High-Ratio Mortgage: Many lenders offer an insured mortgage with a lower than 20% down payment – as low as 5%. Therefore, where the down payment is between 5% and 19.9% the mortgage must be insured to cover potential default payment. Canada Mortgage and Housing Corporation (CMHC) or Genworth Canada are insurers and they charge a fee for this service. Fees are calculated according to the percentage of your down payment and the total amount you are borrowing to finance your purchase. A trusted mortgage advisor will help you determine the exact amount. You may choose to pay the fees up front or they may be added to the principal portion of your mortgage.
Fixed or Variable Rate Mortgage
Fixed Rate Mortgage: A fixed rate mortgage is a ‘locked-in’ interest rate for the entire term of your mortgage. Your interest rate, amount of regular mortgage payments, amortization, and the portion of your payment that goes towards the principal and interest is secured.
Variable Rate Mortgage: A variable rate mortgage is a fluctuating interest rate that varies with the prime interest rate. As the interest rate varies from month to month your payment amount will remain the same. As a result of the interest rate fluctuation, the amount your payment that is applied toward the interest and the principal will change. For example, if the interest rate drops, a larger amount of your mortgage payment is applied to the principal balance owing; you may be able to pay off your mortgage faster.
Short Term or Long Term Mortgage
Term of a Mortgage: The term of a mortgage may be six months to 10 years and refers to the length of the current mortgage agreement. Typically, the lower the interest rate, the shorter the term of the mortgage. At the expiry of your mortgage term, you may choose to repay the principal owing on your mortgage or to enter into a new mortgage agreement at the then current interest rates. Ultimately, you must feel comfortable with your mortgage payments.
Short Term Mortgage: If the term of a mortgage is two years or less, it is considered a short term mortgage. Some buyers who believe interest rates will drop at renewal time may prefer this mortgage term.
Long Term Mortgage: If the term of a mortgage is three years or more, it is considered a long term mortgage. Borrowers who prefer the security of budgeting for the future (along with reasonable current interest rates) may prefer this mortgage term.
Open or Closed Mortgage
Open Mortgage: Open mortgages may be paid out at any time without penalty. You may also choose to make additional payments without penalty. Should you wish to have the flexibility to make large, lump sum payments, or you wish to sell in the very near future this mortgage may be suited to you.

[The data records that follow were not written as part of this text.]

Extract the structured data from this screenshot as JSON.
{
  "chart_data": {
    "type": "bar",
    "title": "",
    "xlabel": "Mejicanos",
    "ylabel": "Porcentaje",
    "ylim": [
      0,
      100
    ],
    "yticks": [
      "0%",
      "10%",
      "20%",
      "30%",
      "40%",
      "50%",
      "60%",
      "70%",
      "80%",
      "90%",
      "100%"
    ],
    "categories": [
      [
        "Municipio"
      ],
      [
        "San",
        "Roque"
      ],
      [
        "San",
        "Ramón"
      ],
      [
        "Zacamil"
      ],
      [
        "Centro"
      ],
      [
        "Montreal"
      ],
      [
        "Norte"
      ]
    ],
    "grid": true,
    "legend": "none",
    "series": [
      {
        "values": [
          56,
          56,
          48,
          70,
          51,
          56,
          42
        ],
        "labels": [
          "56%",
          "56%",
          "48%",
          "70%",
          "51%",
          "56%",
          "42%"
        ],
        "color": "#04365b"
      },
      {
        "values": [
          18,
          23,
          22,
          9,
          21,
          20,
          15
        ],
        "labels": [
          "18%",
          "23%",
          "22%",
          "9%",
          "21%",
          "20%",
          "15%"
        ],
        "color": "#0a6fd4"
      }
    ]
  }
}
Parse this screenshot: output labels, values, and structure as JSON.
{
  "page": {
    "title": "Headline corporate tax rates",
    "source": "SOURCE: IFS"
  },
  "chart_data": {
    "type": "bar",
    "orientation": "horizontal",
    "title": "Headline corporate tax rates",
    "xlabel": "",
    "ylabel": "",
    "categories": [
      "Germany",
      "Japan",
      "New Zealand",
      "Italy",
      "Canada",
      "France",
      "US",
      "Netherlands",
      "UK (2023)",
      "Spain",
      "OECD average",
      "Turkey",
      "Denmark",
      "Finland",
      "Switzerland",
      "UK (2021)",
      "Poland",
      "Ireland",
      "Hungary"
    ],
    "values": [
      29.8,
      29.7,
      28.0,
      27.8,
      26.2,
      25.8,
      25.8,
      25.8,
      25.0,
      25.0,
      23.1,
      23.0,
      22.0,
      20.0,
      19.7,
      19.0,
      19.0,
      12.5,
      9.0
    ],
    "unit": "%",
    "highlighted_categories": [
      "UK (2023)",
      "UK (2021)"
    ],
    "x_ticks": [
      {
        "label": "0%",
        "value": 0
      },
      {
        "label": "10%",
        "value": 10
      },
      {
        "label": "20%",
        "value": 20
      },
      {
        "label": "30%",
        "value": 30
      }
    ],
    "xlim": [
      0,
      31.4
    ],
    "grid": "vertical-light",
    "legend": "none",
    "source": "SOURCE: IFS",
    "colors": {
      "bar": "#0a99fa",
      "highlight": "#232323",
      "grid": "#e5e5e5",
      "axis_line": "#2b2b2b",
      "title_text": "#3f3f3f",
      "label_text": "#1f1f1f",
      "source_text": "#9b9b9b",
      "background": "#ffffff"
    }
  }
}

Closed Mortgage: Closed mortgages require you to commit for a specific term. Most closed mortgages do not allow you to pay out the mortgage early without incurring a penalty. However, some lenders allow you to pay out up to 20% of the original principle balance yearly (this may vary according to the lender). Although more restrictive in terms of making lump sum payments against the principal, this mortgage is also more stable.